What I found is that hartar means to (1) put off (disgust) and (2) turn off (disgust).  In this sentence fragment it seems to mean sick, as in "because there are sick people I have not seen in a while".  Common uses appear to be:

estar harto - have enough (interest), to be fed up (interest)
estar harto de - be sick and tired of

estoy harto de este comida - I'm sick of this food

Dan-H24

Dan-H24

Bing translator, which of course I take with a grain of salt, returns "Because there are fed up with people I haven't seen in a long time."

My Barron's Spanish/English dictionary gives one meaning of
tengo hartas razones I have plenty of reasons

So it could be something like, "Because there are plenty of people I haven't seen in a long time."

Do you have any other text that could put this sentence into context?

ricardo-rich

ricardo-rich

Hola a todos,

http://www.spanish-only.com/2009/01/spanish-word-day-harto/

http://www.mexicoguru.com/mexican-slang-meaning.php?date=090503

Saludos,

 

Ricardo

Ava Dawn

Ava Dawn

RS actually translate it as tons of people

Daryl-O1

Daryl-O1

Google translate translates it as 'satiate' which seems similar to have enough or fed-up or having tons of something.

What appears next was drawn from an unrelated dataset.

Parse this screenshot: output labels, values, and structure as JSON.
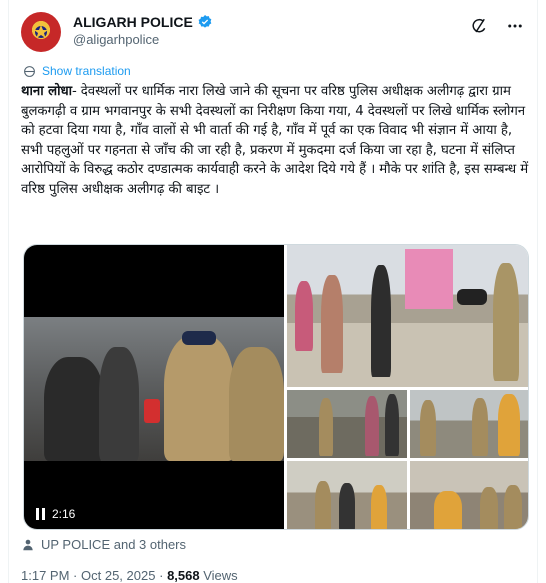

it translates the line as  "Because there are sick people I have not seen in a while"

Ava Dawn

Ava Dawn

I need to ask my bible study friends who are mostly latinas

Ava Dawn

Ava Dawn

Maria is here right now. Ella es de San Salvador.and she thinks it means "fed up"

ricardo-rich

ricardo-rich

Hola amigos,

I could not get the spanish-only-word-day-harto/ to be a link and pasting it into a search comes up with an error message. That may be my lack of computer skills .¡Lo siento! If you search harto  you can find the spanish- only info which is similar to the mexicoguro link..This is also discussed on the wordreference forum,  which is as always, almost entirely in Spanish. In any case, in "Porque hay harta gente..." it's not a conjugation of hartar it's an adjective. I think I came across this recently being used in LightSpeed or some where. The adventure and the pursuit of Spanish continues.

 

Saludos,

Ricardo

Steven-W15

Steven-W15

Thanks for taking the time to explain this, Ricardo. I came up with the same using "harto", although the context was that of an adverb, not an adjective (tiene una visión harto complicada de las cosas - adv. c. bastante o demasiado). Given that this is Mexican slang, it's not surprising that someone not from Mexico would only understand the more standard usage of the word (adj. Satisfecho, lleno: está harto de comer. Cansado, fastidiado: está harto de estudiar).

Ava Dawn

Ava Dawn

Tons (harto) of discussions about a modifier that I personally would ever use again. Thanks everyone especially for taking the time to research this particular word. I am not sure if we are better having been exposed to the word "harto"

SG1

SG1

yeah disgusted, sick

Steven-W15

Steven-W15

I can see the upside of exceptionally learning a slang word like "harta". A couple of weeks ago, there was a day on the Rocket site where all the forums were accessible. I was curious and went over to the French one and the first thing I saw was "tête de turc" ("cabezón" in Spanish) - and that would sound humorous coming from someone learning the language. Those kinds of "ins" can make language learning encounters fun.

Cristian-Montes-de-Oca

Cristian-Montes-de-Oca

Hola!,

One question, where did you got that phrase from?. I mean, if I am not wrong, this is not part of the Rocket Spanish course, or is ist?....why am I asking all these questions?...let me explain!.

 

Harto, harta, is (most of the time) disgusted, sick of or when you had enough or too much of someone or something...AND HERE IS WHERE SLANG PLAYS AN IMPORTANT ROLE...In Mexico(and I think also Colombia) they use it to describe...a high amount, quantity or excess of something...so in this case,"Hay harta gente...means, there is A LOT of people (or tons of people!, a bunch of people) who I haven't seen in many years!...

 

I hope this helps!

Ava Dawn

Ava Dawn

Yes. Thanks Christian. It came from Rocket Spanish, the third lesson I think in the Platinum.